# Blue prints as Purple... Help!!!



## Brian (May 18, 2007)

I was recently sent a photo(attached) and asked to print it on a sublimation cup. After printing on my Epson WF-7110 using Cobra's colour profile and sublimating it looked Purple. I printed the same image on my Oki C9300 and the image looked Blue. The customer wants the blue on the cups but i am unable to reproduce the colour for sublimation. Any suggestions?


----------



## MadeDesigns (Feb 19, 2013)

In order to receive correct color output on my Epson WorkForce 7110 I usually printed on premium presentation paper matte and on standard quality at high speed this allows me to print a good color red while other settings give me a pinkish shade of red maybe you can try that

also try converting the image to CMYK because that image looks like it is in RGB mode

Sent from my SM-G900T using T-Shirt Forums


----------



## freebird1963 (Jan 21, 2007)

No you want to design in RGB.


----------



## Dekzion (May 18, 2015)

I design most stuff in rgb and flick to cmyk to see how it'll come out, if it's not right I alter the cmyk. works for me.
the purple deff looks cmyk.


----------



## Kiwo Tech (Nov 20, 2015)

It's printed in cmyk in equal parts after 35 years printing offset I can tell you the magenta is too strong, in offset we will switch magenta to print before cyan for more blue tone, if magenta is printed after cyan it will look purple, in digital print it needs to be specified in the file.
So convert to cmyk and specify the colour values.
Usually this colour is 100% cyan and 100% magenta, try making magenta 80%.
Use Pantone process charts to find specific colour that u need.


----------



## krikster (Aug 8, 2013)

The way we did things for our dye sub printing is printed all the pms colors in the chart, dye subed the material and we match up our designs with those colors so we get the best match. They never come out like the screen version, but printing and matching to the finished product is the best for color matches.
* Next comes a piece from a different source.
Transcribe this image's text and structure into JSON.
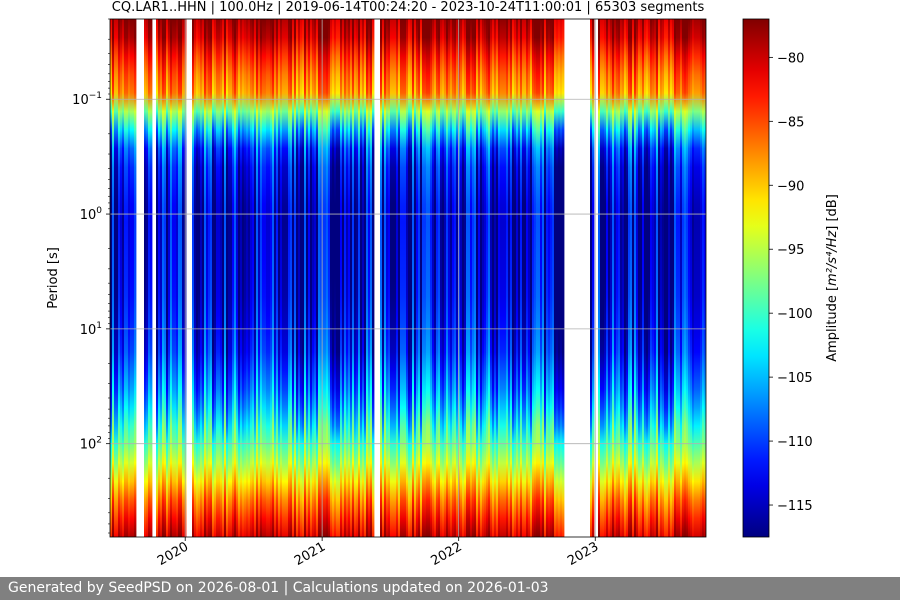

I can also tweak the cmyk values if needs be after seeing what the color normally will print like on the finished product.


----------



## Dekzion (May 18, 2015)

krikster said:


> The way we did things for our dye sub printing is printed all the pms colors in the chart, dye subed the material and we match up our designs with those colors so we get the best match. They never come out like the screen version, but printing and matching to the finished product is the best for color matches. I can also tweak the cmyk values if needs be after seeing what the color normally will print like on the finished product.


Thats what we did for safety yellow vests and some buff poly material, it works out great,


----------